Self-shadowing textures using radial horizon maps

I don't think I need to extoll the virtues of self-shadowing textures, so instead, I'll simply present a method for doing them:

Any given point on a heightmap can represent all of the shadowing from the surrounding heightmap as a waveform h = f(t), where t is a radial angle across the base plane, and h is the sine of the angle from the base plane to the highest-angled heightmap sample in that direction. h, in other words, is the horizon level for a light coming from that direction.

Anyway, the method for precomputing this should be pretty obvious: Fire traces from each sample and finding the shallowest angle that will clear all heightmap samples. Once you have it, it's simply a matter of encoding it, which can be easily done using Fourier series. Each Fourier band requires 2 coefficients, except the first which requires one since the sine band is zero. I use 5 coefficients (stored as an RGBA8 and A8), but 3 works acceptably. More coefficients requires more storage, but produces sharper shadows.

Fourier series are really straightforward, but here are the usual Cartesian coordinate spoilers:

Assuming x = sin(t) and y = cos(t)

[sin(0)] = 0
[cos(0)] = 1
[sin(n)] = x
[cos(n)] = y
[sin(2n)] = 2*x*y
[cos(2n)] = y*y - x*x

The constant band squared integrates to 1 over a circle, but all other bands integrate to 0.5. That means you need to double whatever you get from it to reproduce the original waveform.

There's one other problem, which is that the horizon will move rapidly at shallow angles, right where precision breaks down.
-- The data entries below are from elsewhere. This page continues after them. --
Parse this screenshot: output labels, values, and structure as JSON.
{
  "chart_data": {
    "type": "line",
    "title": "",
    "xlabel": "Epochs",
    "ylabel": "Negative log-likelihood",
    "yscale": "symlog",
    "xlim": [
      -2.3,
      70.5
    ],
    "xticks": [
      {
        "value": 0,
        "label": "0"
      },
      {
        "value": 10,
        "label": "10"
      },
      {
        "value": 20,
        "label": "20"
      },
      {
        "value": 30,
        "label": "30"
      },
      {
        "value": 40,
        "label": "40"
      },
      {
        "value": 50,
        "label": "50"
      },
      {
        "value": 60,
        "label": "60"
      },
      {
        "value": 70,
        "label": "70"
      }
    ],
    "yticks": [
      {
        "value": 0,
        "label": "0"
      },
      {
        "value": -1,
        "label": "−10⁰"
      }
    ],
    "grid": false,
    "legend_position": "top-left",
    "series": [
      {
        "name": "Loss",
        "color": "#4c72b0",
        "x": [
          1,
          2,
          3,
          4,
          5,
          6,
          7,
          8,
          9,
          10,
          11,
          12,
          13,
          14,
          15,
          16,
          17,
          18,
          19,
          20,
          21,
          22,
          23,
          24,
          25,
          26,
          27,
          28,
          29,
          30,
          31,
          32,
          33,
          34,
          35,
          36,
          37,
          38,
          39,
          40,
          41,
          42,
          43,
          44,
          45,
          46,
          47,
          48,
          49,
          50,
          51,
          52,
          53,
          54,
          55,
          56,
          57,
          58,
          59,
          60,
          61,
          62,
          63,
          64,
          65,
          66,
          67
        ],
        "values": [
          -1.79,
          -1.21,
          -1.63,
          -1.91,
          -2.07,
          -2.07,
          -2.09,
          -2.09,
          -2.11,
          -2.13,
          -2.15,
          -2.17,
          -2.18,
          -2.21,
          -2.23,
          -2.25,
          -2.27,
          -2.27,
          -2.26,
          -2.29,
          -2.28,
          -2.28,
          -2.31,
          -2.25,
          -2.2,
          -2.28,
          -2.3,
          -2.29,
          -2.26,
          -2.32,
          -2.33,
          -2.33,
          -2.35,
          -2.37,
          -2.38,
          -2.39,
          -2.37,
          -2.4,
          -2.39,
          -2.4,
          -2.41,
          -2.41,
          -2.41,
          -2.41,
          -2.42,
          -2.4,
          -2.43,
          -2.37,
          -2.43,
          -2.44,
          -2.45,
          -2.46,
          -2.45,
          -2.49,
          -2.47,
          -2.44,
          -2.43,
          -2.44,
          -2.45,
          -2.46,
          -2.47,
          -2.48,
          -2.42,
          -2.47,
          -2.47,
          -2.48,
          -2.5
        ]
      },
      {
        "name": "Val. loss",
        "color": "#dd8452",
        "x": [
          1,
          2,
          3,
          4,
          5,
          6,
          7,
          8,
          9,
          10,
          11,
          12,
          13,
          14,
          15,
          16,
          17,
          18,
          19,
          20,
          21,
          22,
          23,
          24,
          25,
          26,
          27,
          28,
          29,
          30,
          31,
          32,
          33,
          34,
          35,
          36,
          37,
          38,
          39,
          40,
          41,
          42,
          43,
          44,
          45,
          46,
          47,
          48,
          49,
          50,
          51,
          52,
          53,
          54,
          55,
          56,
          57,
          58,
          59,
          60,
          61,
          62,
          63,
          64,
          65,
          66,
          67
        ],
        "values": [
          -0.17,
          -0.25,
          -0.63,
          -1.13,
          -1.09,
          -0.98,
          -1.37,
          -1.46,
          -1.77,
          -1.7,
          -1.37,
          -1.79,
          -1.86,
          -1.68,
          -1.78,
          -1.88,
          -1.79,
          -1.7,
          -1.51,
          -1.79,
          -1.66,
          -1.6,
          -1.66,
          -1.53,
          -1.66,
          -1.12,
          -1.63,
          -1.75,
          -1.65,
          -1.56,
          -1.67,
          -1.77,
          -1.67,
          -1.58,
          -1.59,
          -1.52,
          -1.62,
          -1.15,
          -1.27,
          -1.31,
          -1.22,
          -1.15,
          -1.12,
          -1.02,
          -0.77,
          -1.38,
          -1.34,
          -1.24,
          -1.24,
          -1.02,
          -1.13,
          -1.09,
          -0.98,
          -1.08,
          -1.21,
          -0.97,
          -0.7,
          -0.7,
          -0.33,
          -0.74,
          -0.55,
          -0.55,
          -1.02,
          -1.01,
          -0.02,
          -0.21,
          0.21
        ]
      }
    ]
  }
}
You need more precision at low values, and my recommended way of doing that is storing the sign-preserving square root of the original value, and multiplying the stored value by the absolute value of itself in the shader.
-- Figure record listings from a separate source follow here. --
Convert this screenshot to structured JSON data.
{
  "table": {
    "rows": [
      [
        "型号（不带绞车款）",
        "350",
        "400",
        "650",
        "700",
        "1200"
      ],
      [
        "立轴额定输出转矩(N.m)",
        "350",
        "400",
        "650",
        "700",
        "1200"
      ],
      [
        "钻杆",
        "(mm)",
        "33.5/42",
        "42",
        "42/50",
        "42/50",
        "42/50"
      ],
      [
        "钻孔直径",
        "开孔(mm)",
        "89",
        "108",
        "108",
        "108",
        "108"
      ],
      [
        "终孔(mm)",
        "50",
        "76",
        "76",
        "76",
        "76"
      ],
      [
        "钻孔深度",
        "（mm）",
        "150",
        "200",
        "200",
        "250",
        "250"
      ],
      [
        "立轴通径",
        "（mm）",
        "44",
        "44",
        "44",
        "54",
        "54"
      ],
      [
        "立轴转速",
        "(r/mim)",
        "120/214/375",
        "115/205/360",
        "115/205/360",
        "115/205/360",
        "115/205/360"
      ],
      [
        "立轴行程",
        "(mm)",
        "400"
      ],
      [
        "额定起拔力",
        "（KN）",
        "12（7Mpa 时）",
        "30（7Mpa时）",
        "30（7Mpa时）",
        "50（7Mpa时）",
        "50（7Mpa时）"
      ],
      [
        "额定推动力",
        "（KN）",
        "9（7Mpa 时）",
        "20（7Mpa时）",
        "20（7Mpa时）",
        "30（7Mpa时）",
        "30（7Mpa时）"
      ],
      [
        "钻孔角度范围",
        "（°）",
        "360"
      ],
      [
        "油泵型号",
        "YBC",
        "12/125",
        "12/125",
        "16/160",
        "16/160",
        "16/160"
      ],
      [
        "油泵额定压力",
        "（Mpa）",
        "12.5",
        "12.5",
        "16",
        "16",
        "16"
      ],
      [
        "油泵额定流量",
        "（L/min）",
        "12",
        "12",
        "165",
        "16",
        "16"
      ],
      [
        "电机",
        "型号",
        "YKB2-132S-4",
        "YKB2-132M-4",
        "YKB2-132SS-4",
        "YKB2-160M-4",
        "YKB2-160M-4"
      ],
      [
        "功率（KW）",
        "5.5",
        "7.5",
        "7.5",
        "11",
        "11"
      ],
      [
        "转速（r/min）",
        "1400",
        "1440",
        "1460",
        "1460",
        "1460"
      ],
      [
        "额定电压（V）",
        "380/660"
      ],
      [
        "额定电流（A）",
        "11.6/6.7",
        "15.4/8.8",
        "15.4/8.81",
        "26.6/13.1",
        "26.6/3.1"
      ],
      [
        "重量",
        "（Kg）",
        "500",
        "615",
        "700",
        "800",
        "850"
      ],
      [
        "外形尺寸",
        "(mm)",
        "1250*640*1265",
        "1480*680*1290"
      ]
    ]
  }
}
For added effect, rather than simply doing a comparison of the light angle to the horizon level, you can take the difference of the two, multiply it by some constant, and saturate. This will produce a softer shadow edge.

Shader code to decode this, taking a texture coordinate and a tangent-space lighting direction to the light souce:

float SelfShadowing(float3 tspaceLightDir, float2 tc)
{
    float3 nLightDir = normalize(tspaceLightDir);
    float4 lqCoefs = tex2D(pHorizonLQMap, tc) * 4.0 - 2.0;   // Premultiply by 2
    float cCoef = tex2D(pHorizonCCUMap, tc).x * 2.0 - 1.0;

    lqCoefs *= abs(lqCoefs);   // Undo dynamic range compression
    cCoef *= abs(cCoef);

    float2 tspaceRadial = normalize(float3(tspaceLightDir.xy, 0.0)).xy;

    float3 qmultipliers = tspaceRadial.xyx * tspaceRadial.yyx * float3(2.0, 1.0, -1.0);

    float horizonLevel = cCoef + dot(lqCoefs.rg, tspaceRadial)
        + dot(lqCoefs.baa, qmultipliers);

    return saturate(0.5 + 20.0*(tspaceLightDir.z - horizonLevel));
}

An additional optimization would be to exploit the fact that the range of the coefficients other than the constant band is not -1..1, but rather, -2/pi..2/pi. Expanding this to -1..1 gives you a good deal of additional precision.